21      For the foregoing reasons, we conclude that the circuit court properly dismissed Wendy’s guardianship petitions on summary judgment.  We therefore affirm.

                        By the Court.—Judgments affirmed.

 

 


 

 



[1]  The couple adopted Olivia in 2002, and Sofia in 2004. 

[2]  The new guardianship statute no longer includes the requirement in Wis. Stat. § 880.03 (2005-06) that “extraordinary circumstances requiring medical aid or the prevention of harm” exist before a guardianship may be granted over the parent’s objection.  See 2005 Wisconsin Act 387, sec. 100 creating Wis. Stat. ch. 54.  We concluded in Cynthia H. v. Joshua O., 2009 WI App 176, ¶48, 322 Wis. 2d 615, 777 N.W.2d 664, that the removal of this language did not replace the standard for contested third-party guardianships set forth in Barstad v. Frazier, 118 Wis. 2d 549, 348 N.W. 2d 479 (1984), with a “best interests of the child” standard.  We so concluded because the Barstad standard was a constitutional test adopted to protect the fundamental rights of parents to their children, and could not be abrogated by statute.  Cynthia H., 322 Wis. 2d 615, ¶43. 

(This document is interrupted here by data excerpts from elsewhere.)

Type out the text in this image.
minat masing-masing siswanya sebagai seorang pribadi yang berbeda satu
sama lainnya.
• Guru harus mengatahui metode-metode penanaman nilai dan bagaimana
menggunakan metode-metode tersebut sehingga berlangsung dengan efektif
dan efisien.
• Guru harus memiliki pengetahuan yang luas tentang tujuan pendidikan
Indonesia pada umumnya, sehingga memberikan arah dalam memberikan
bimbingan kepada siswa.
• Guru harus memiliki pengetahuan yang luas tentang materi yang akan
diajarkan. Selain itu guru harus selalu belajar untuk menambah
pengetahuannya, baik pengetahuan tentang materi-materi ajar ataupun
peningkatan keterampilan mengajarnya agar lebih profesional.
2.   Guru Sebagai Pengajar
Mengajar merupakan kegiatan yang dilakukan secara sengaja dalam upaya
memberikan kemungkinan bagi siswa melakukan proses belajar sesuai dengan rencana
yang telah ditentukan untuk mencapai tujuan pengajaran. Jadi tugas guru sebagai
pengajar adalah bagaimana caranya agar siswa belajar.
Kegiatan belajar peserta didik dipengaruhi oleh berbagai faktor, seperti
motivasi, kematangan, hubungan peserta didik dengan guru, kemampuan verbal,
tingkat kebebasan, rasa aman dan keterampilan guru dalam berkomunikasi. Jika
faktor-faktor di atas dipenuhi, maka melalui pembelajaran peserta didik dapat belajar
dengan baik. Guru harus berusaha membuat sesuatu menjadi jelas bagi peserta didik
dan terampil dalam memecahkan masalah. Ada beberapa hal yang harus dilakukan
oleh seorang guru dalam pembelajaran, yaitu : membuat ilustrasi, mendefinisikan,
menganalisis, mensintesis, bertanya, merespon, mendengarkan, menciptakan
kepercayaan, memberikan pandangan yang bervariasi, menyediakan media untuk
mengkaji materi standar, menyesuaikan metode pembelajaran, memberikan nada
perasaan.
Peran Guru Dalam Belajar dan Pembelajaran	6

Cynthia H. was ordered published after briefs were filed in the present case.  In her briefs, Wendy made the same argument advanced by the losing party in Cynthia H. regarding the impact of the adoption of Chapter 54 on the continued applicability of Barstad.  However, Wendy has abandoned this argument, as she explained to us in a January 2010 letter addressing our decision in Cynthia H. 

[3]  Wisconsin Stat. § 48.02(13) defines parent as

either a biological parent, a husband who has consented to the artificial insemination of his wife under s. 891.40, or a parent by adoption.  If the child is a nonmarital child who is not adopted or whose parents do not subsequently intermarry under s. 767.803, “parent” includes a person acknowledged under s. 767.805 or a substantially similar law of another state or adjudicated to be the biological father.  “Parent” does not include any person whose parental rights have been terminated.

[4]  Moreover, to the extent that Liz has not sought to limit Wendy’s access to the children under the agreed upon placement arrangement, she has kept any promise she may have made that Wendy would be an “equal parent” to the children.   

[5]  However, Wendy acknowledges that Liz has not, in fact, denied her access to the children. 

[6]  As noted in ¶3 of this opinion, Wendy’s brief is joined in all respects by the children’s guardian ad litem.  Thus, while Wendy would lack standing to raise constitutional issues on the children’s behalf, see Mast v. Olsen, 89 Wis. 2d 12, 16, 278 N.W.2d 205 (1979) (a party has standing to raise constitutional issues only when his or her own rights are affected), there is no standing problem here because the guardian ad litem joins Wendy in raising these issues.